Dennis Sprague ’77 (LM)
Camera's era clarified
Thank you for the latest edition of Ohio State Alumni. I found what I believe is a minor error in the Jesse Owens story. A camera that Mr. Owens supposedly used to document his 1936 Olympic experience is pictured. However, the camera shown is a Taiyodo Koki Beautyflex 2.8, which was produced during the 1950s, when twin-lens-reflex cameras were all the rage.
Joseph Finocchi '69
Editor's note: Thank you for writing. University Archives’ staff received that information when the camera was donated, and we appreciate your setting the record straight.
May-June mag a hit
I want to compliment you on the May–June issue of Ohio State Alumni. It took longer than normal to read as each article was engaging and so well-written. Although I’m not an Ohio State alumna, I worked at the alumni association for over 30 years and often know many people referred to in the magazine.
After recently seeing the movie, “Race,” this issue was especially meaningful with the focus on Jesse Owens. The articles were interesting and probably introduced many readers to Owens’ accomplishments and his story. The interview with Stephan James, who played Owens in the film, made for enjoyable reading as his insights and research prior to the filming was successful in capturing Owens in so many ways.
I felt the timeline of events in Owens’ life juxtaposed with events going on at Ohio State at the time was done well and made me reflect on the film’s showing of Owens’ own time spent on campus, which wasn’t always pleasant.

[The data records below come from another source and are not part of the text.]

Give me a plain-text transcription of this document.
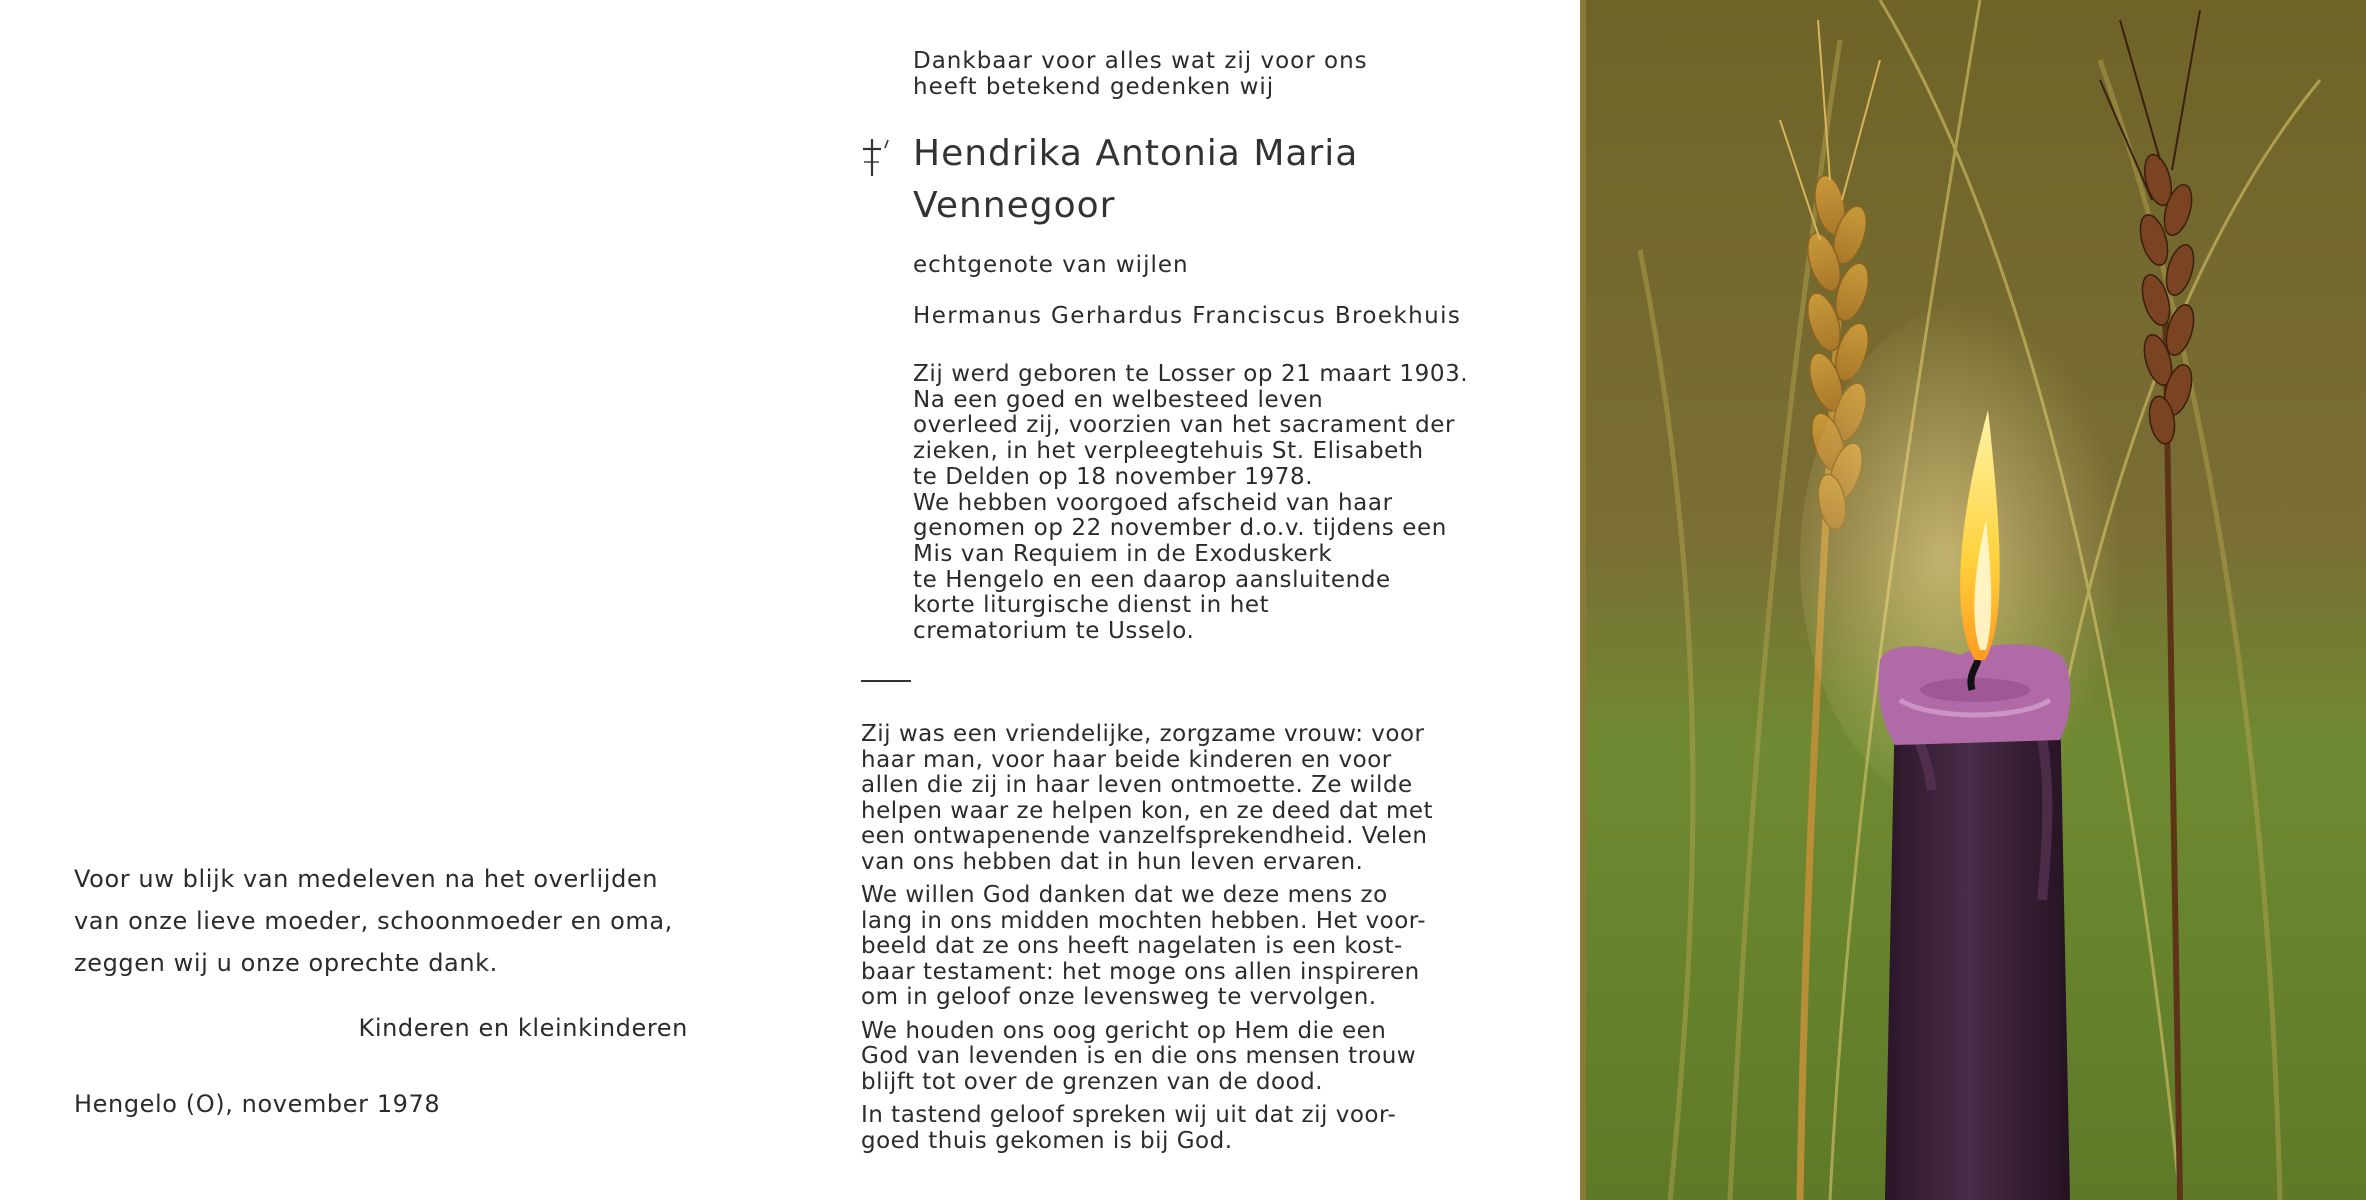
Voor uw blijk van medeleven na het overlijden
van onze lieve moeder, schoonmoeder en oma,
zeggen wij u onze oprechte dank.
Kinderen en kleinkinderen
Hengelo (O), november 1978
Dankbaar voor alles wat zij voor ons
heeft betekend gedenken wij
Hendrika Antonia Maria
Vennegoor
echtgenote van wijlen
Hermanus Gerhardus Franciscus Broekhuis

Zij werd geboren te Losser op 21 maart 1903.

Na een goed en welbesteed leven

overleed zij, voorzien van het sacrament der

zieken, in het verpleegtehuis St. Elisabeth

te Delden op 18 november 1978.

We hebben voorgoed afscheid van haar

genomen op 22 november d.o.v. tijdens een

Mis van Requiem in de Exoduskerk

te Hengelo en een daarop aansluitende

korte liturgische dienst in het

crematorium te Usselo.

Zij was een vriendelijke, zorgzame vrouw: voor
haar man, voor haar beide kinderen en voor
allen die zij in haar leven ontmoette. Ze wilde
helpen waar ze helpen kon, en ze deed dat met
een ontwapenende vanzelfsprekendheid. Velen
van ons hebben dat in hun leven ervaren.
We willen God danken dat we deze mens zo
lang in ons midden mochten hebben. Het voor-
beeld dat ze ons heeft nagelaten is een kost-
baar testament: het moge ons allen inspireren
om in geloof onze levensweg te vervolgen.
We houden ons oog gericht op Hem die een
God van levenden is en die ons mensen trouw
blijft tot over de grenzen van de dood.
In tastend geloof spreken wij uit dat zij voor-
goed thuis gekomen is bij God.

The pressure on him pre-Olympics while going to school was enormous, and it’s amazing that he did so well as an athlete while enduring much discrimination. (Growing up in New York City, I knew of Marty Glickman as a sports announcer, but it wasn’t until years later that I learned he had been on the U.S. Olympic track team in 1936 running in the 400-meter relay. He and another team member were suddenly forbidden to run while in Germany to appease Hitler, as they were Jewish. At the last minute, Jesse Owens and Ralph Metcalfe took their place, and Owens won his fourth gold medal).
I knew Owens’ daughter Marlene Owens Rankin when she served on our alumni board. She and her husband, Stuart, were truly committed to Ohio State and spent much time volunteering on behalf of the university. Marlene and the family were instrumental in continuing the Owens legacy by establishing the Jesse Owens Foundation that supports scholarships to Ohio State.
I still haven’t had the chance to check out the excellent sidebars to the articles referring to the Owens’ archives at the university, but expect to do that soon.
Also, belated congratulations to Jim Smith as president/CEO of the alumni association. He’s the perfect fit.
Enjoyed your Jesse Owens’ articles in May–June issue. Owens was the speaker at my son’s Los Angeles Area Council 1978 Eagle Scout Recognition Dinner at the Bonaventure Hotel on Feb. 7, 1979. It was the most inspirational speech I have ever heard.
Charles Van Cleve (LM)
Palos Verdes, California
I just want to let you know that I especially enjoyed the current edition of the alumni magazine. In particular, I liked the articles on Jesse Owens, the research news (especially the language tip regarding people with mental illness), the Pay Forward story on mentoring and the article on the Mandela memorial. Thank you for your good work.